Mesh Radio Network Performance in Cargo ContainersMarch 1, 2005 By: Robert Lau, Dr. Peter Fuhr, Oak Ridge National Laboratory Sensors
Wireless sensors installed inside a cargo container? Aren't they metal? Then the radio signal can't get out . . .or can it? Here's how mesh-networked 2.4 GHz, 802.15.4-compliant RF transceivers performed when placed within cargo containers.
Each year $12.5 trillion of merchandise is traded worldwide using more than 20 million intermodal containers; 90% of these shipments are between seaports. As has been reported and documented in numerous studies and observations, such unsecured freight represents a global security threat in terms of both potential for lost or damaged merchandise and the crippling of the global trading economy. Within the more immediate (or tangible) realm of homeland security, such containerized freight could be used to transport harmful biological, chemical, and radioactive materials into the United States and its allied countries. The implications of a security "event" involving a cargo container are enormous. A Brookings Institute study estimated the GDP impact of a shipment, via container, of weapons of mass destruction to a major port: "This will cause extended shutdown in deliveries, physical destruction and lost production in contaminated areas, massive loss of life, and medical treatment of survivors. Potential cost: up to $1 trillion." Add to this the apparently endless variety of goods packed into the containers, and the parameters that sensors could measure seems almost boundless.
The reality is that a cargo container is nothing more than a large metal box with bolts, locks, and doors. Many companies have been working with various governmental agencies to try to define a single technical and logistical solution for the cargo container sensing problem. As corporate entities get involved, disagreements arise over which is the best sensing technology or wireless implementation to use. Yet within the realm of RF engineering lie tangible problems requiring realistic technical answers, the most fundamental being, "Can I put a radio into the container and still have it communicate reliably with the outside world?" It is this specific question that these presented measurements address.
First, What Frequency?
As with any wireless communication system, we must address the matter of which frequency to use and whether to operate in the licensed or unlicensed band. Atmospheric attenuation indicates that the system should operate at lower frequencies (see Figure 1). However, the situation is clouded by worldwide frequency allocations. Given that the cargo containers may be used throughout the world, for worldwide regulatory compliance, operation at (nominally) 2.4 GHz is chosen.
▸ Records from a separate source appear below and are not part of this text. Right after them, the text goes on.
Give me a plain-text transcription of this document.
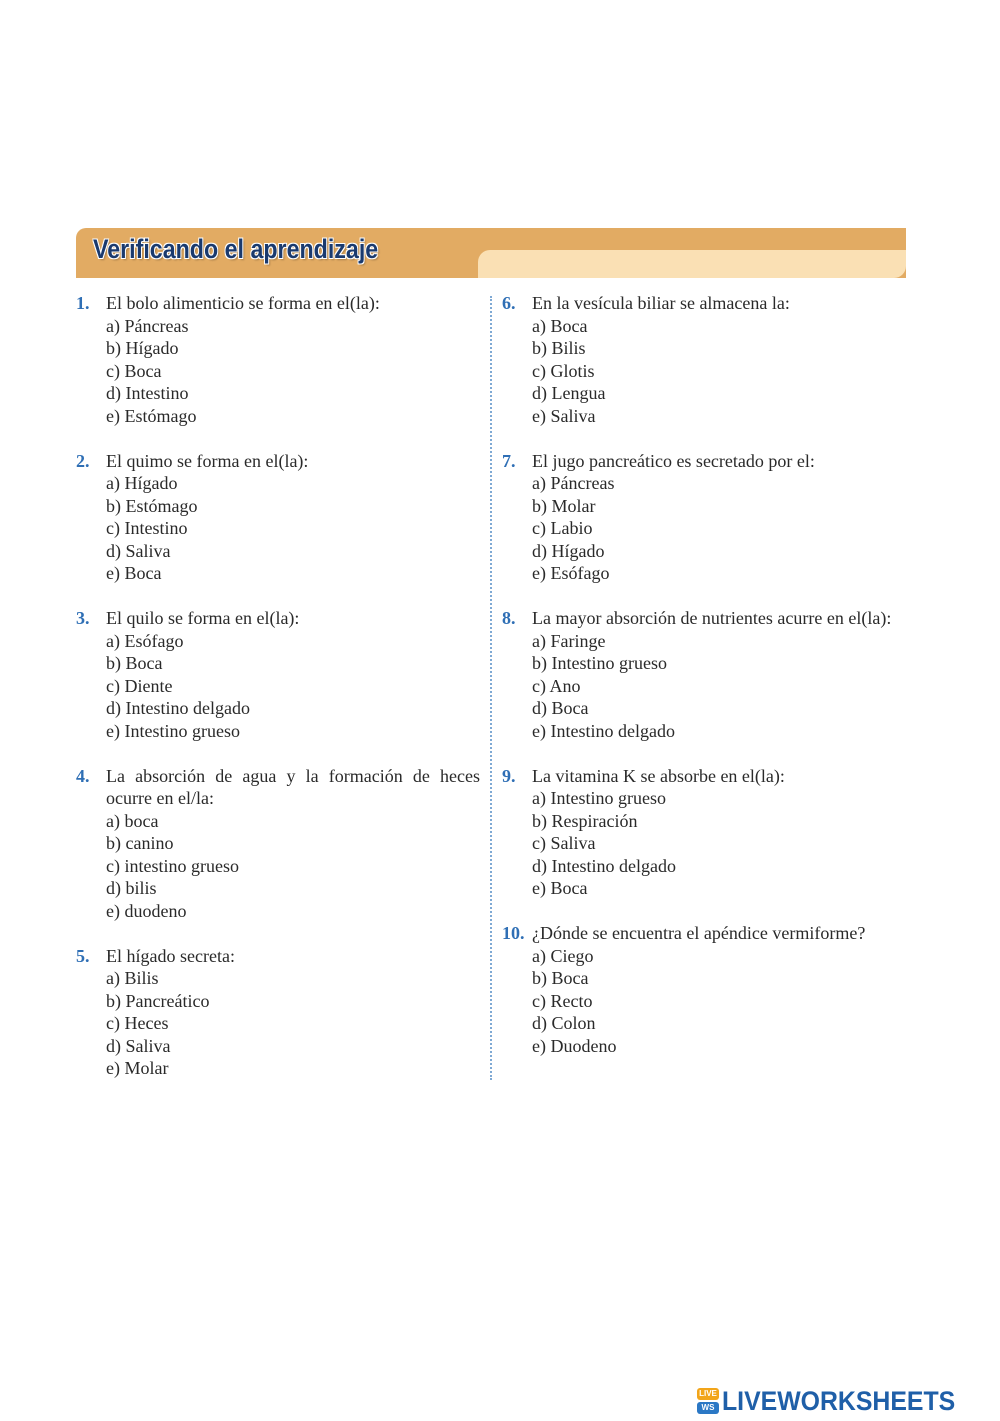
Verificando el aprendizaje
1. El bolo alimenticio se forma en el(la):
a) Páncreas
b) Hígado
c) Boca
d) Intestino
e) Estómago
2. El quimo se forma en el(la):
a) Hígado
b) Estómago
c) Intestino
d) Saliva
e) Boca
3. El quilo se forma en el(la):
a) Esófago
b) Boca
c) Diente
d) Intestino delgado
e) Intestino grueso
4. La absorción de agua y la formación de heces ocurre en el/la:
a) boca
b) canino
c) intestino grueso
d) bilis
e) duodeno
5. El hígado secreta:
a) Bilis
b) Pancreático
c) Heces
d) Saliva
e) Molar
6. En la vesícula biliar se almacena la:
a) Boca
b) Bilis
c) Glotis
d) Lengua
e) Saliva
7. El jugo pancreático es secretado por el:
a) Páncreas
b) Molar
c) Labio
d) Hígado
e) Esófago
8. La mayor absorción de nutrientes acurre en el(la):
a) Faringe
b) Intestino grueso
c) Ano
d) Boca
e) Intestino delgado
9. La vitamina K se absorbe en el(la):
a) Intestino grueso
b) Respiración
c) Saliva
d) Intestino delgado
e) Boca
10. ¿Dónde se encuentra el apéndice vermiforme?
a) Ciego
b) Boca
c) Recto
d) Colon
e) Duodeno
LIVE
WS LIVEWORKSHEETS
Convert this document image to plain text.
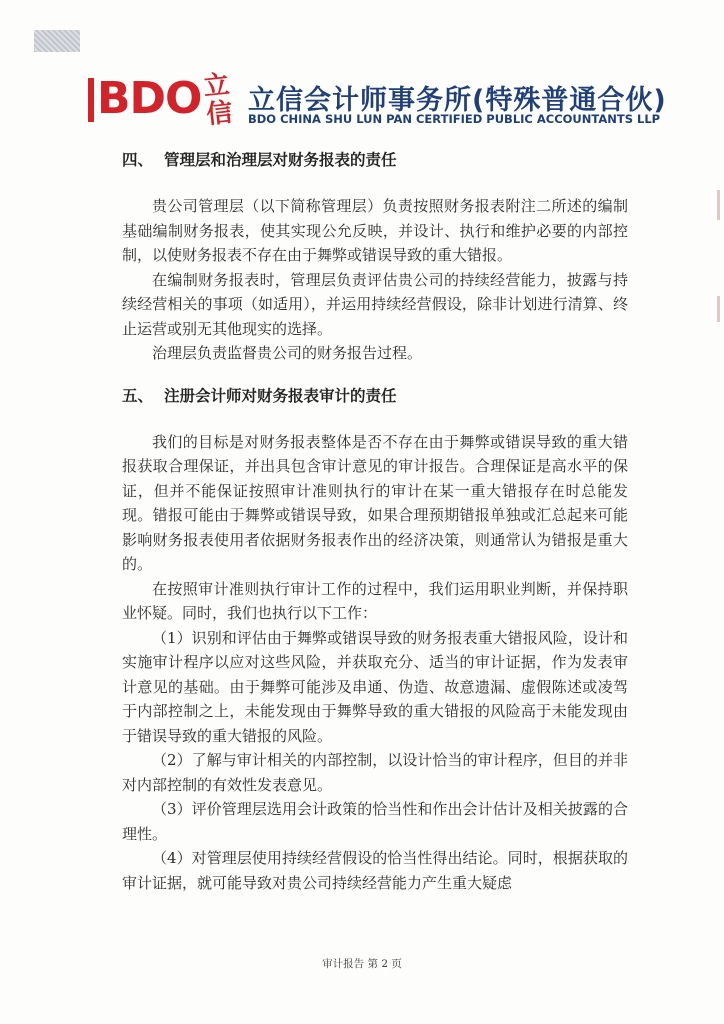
BDO 立信 立信会计师事务所(特殊普通合伙)
BDO CHINA SHU LUN PAN CERTIFIED PUBLIC ACCOUNTANTS LLP
四、 管理层和治理层对财务报表的责任

贵公司管理层（以下简称管理层）负责按照财务报表附注二所述的编制基础编制财务报表，使其实现公允反映，并设计、执行和维护必要的内部控制，以使财务报表不存在由于舞弊或错误导致的重大错报。

在编制财务报表时，管理层负责评估贵公司的持续经营能力，披露与持续经营相关的事项（如适用），并运用持续经营假设，除非计划进行清算、终止运营或别无其他现实的选择。

治理层负责监督贵公司的财务报告过程。

五、 注册会计师对财务报表审计的责任

我们的目标是对财务报表整体是否不存在由于舞弊或错误导致的重大错报获取合理保证，并出具包含审计意见的审计报告。合理保证是高水平的保证，但并不能保证按照审计准则执行的审计在某一重大错报存在时总能发现。错报可能由于舞弊或错误导致，如果合理预期错报单独或汇总起来可能影响财务报表使用者依据财务报表作出的经济决策，则通常认为错报是重大的。

在按照审计准则执行审计工作的过程中，我们运用职业判断，并保持职业怀疑。同时，我们也执行以下工作：

（1）识别和评估由于舞弊或错误导致的财务报表重大错报风险，设计和实施审计程序以应对这些风险，并获取充分、适当的审计证据，作为发表审计意见的基础。由于舞弊可能涉及串通、伪造、故意遗漏、虚假陈述或凌驾于内部控制之上，未能发现由于舞弊导致的重大错报的风险高于未能发现由于错误导致的重大错报的风险。

（2）了解与审计相关的内部控制，以设计恰当的审计程序，但目的并非对内部控制的有效性发表意见。

（3）评价管理层选用会计政策的恰当性和作出会计估计及相关披露的合理性。

（4）对管理层使用持续经营假设的恰当性得出结论。同时，根据获取的审计证据，就可能导致对贵公司持续经营能力产生重大疑虑

审计报告 第 2 页
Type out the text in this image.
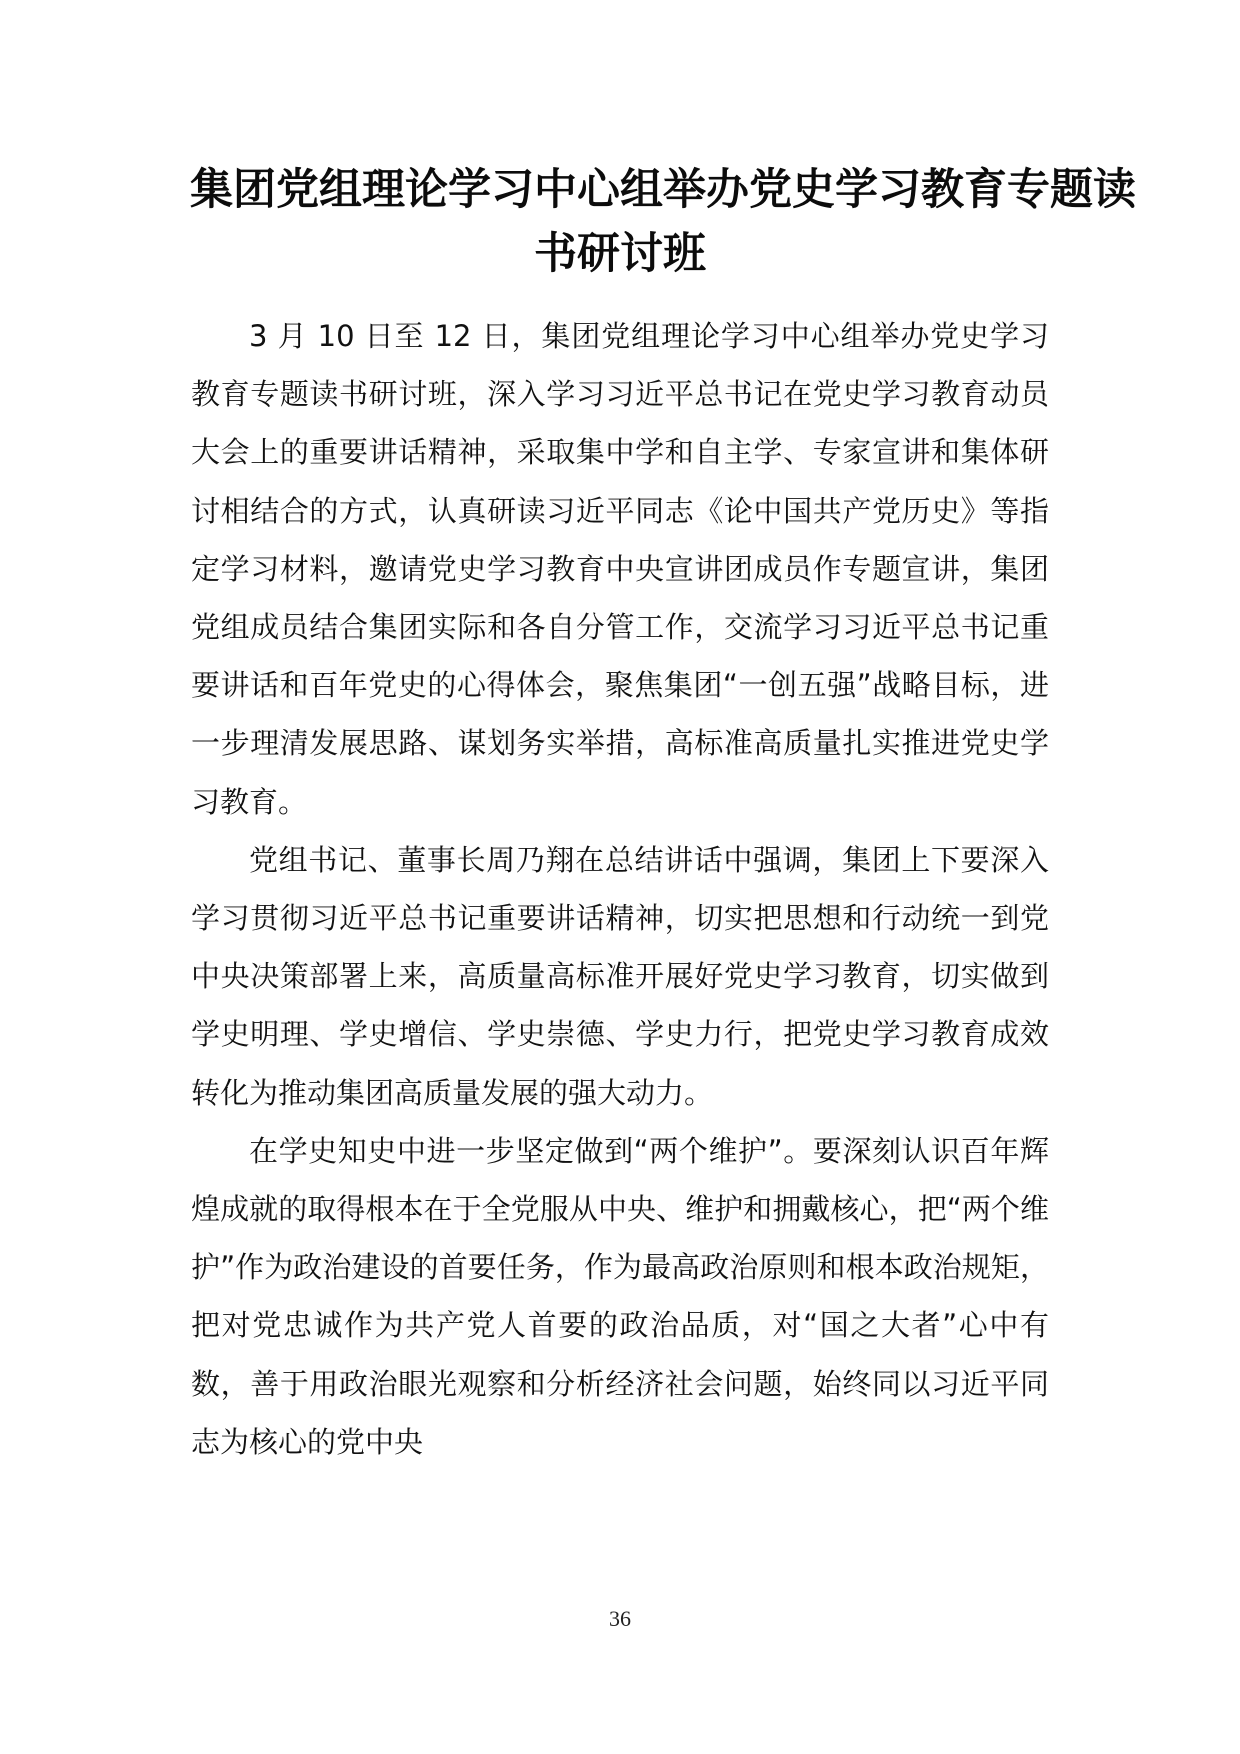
集团党组理论学习中心组举办党史学习教育专题读
书研讨班

3 月 10 日至 12 日，集团党组理论学习中心组举办党史学习教育专题读书研讨班，深入学习习近平总书记在党史学习教育动员大会上的重要讲话精神，采取集中学和自主学、专家宣讲和集体研讨相结合的方式，认真研读习近平同志《论中国共产党历史》等指定学习材料，邀请党史学习教育中央宣讲团成员作专题宣讲，集团党组成员结合集团实际和各自分管工作，交流学习习近平总书记重要讲话和百年党史的心得体会，聚焦集团“一创五强”战略目标，进一步理清发展思路、谋划务实举措，高标准高质量扎实推进党史学习教育。

党组书记、董事长周乃翔在总结讲话中强调，集团上下要深入学习贯彻习近平总书记重要讲话精神，切实把思想和行动统一到党中央决策部署上来，高质量高标准开展好党史学习教育，切实做到学史明理、学史增信、学史崇德、学史力行，把党史学习教育成效转化为推动集团高质量发展的强大动力。

在学史知史中进一步坚定做到“两个维护”。要深刻认识百年辉煌成就的取得根本在于全党服从中央、维护和拥戴核心，把“两个维护”作为政治建设的首要任务，作为最高政治原则和根本政治规矩，把对党忠诚作为共产党人首要的政治品质，对“国之大者”心中有数，善于用政治眼光观察和分析经济社会问题，始终同以习近平同志为核心的党中央

36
Figure 1. This is a comparison of attenuation levels presented to three common RF frequencies.
Implementation Implications and Network Topologies
While various networking topologies may be used in configuring systems of wireless sensors, a mesh networking architecture conveys certain key advantages for our particular application: wireless sensor systems installed inside containers. While the containers themselves are relatively low-cost metal boxes (~$1500), any installed "solution" must be capable of operating (including both sensing and data transmission) for years while running on a simple battery power source. While advances in low-power RF and sensor design are reported seemingly daily, the reality is that the RF section of the module typically consumes a few milliamperes of current while in the transmitting mode and microamperes to milliamperes of current while in various sleep states. The level of power consumption substantially increases when the RF transmit power is increased.
If the wireless sensor unit installed within a cargo container is to communicate with the outside world, the network topology used for system deployment is critical. For example, if the ever-present star (hub and spoke) topology exemplified by most 802.11 (Wi-Fi) networks is used in this application, each wireless sensor module must be able to communicate directly with the base station. Radio link performance for each node is characterized by the point-to-point radio communication between node and base station. Classic communication theory (and reality) dictates that if the attenuation present in the node-base station channel increases—due to an increased separation distance or some container cargo that absorbs more of the RF signal—system performance will degrade unless transmitted power is increased. However, increasing the radiated power consumes more of the battery, thereby decreasing the installed system's lifetime. It is a vicious circle.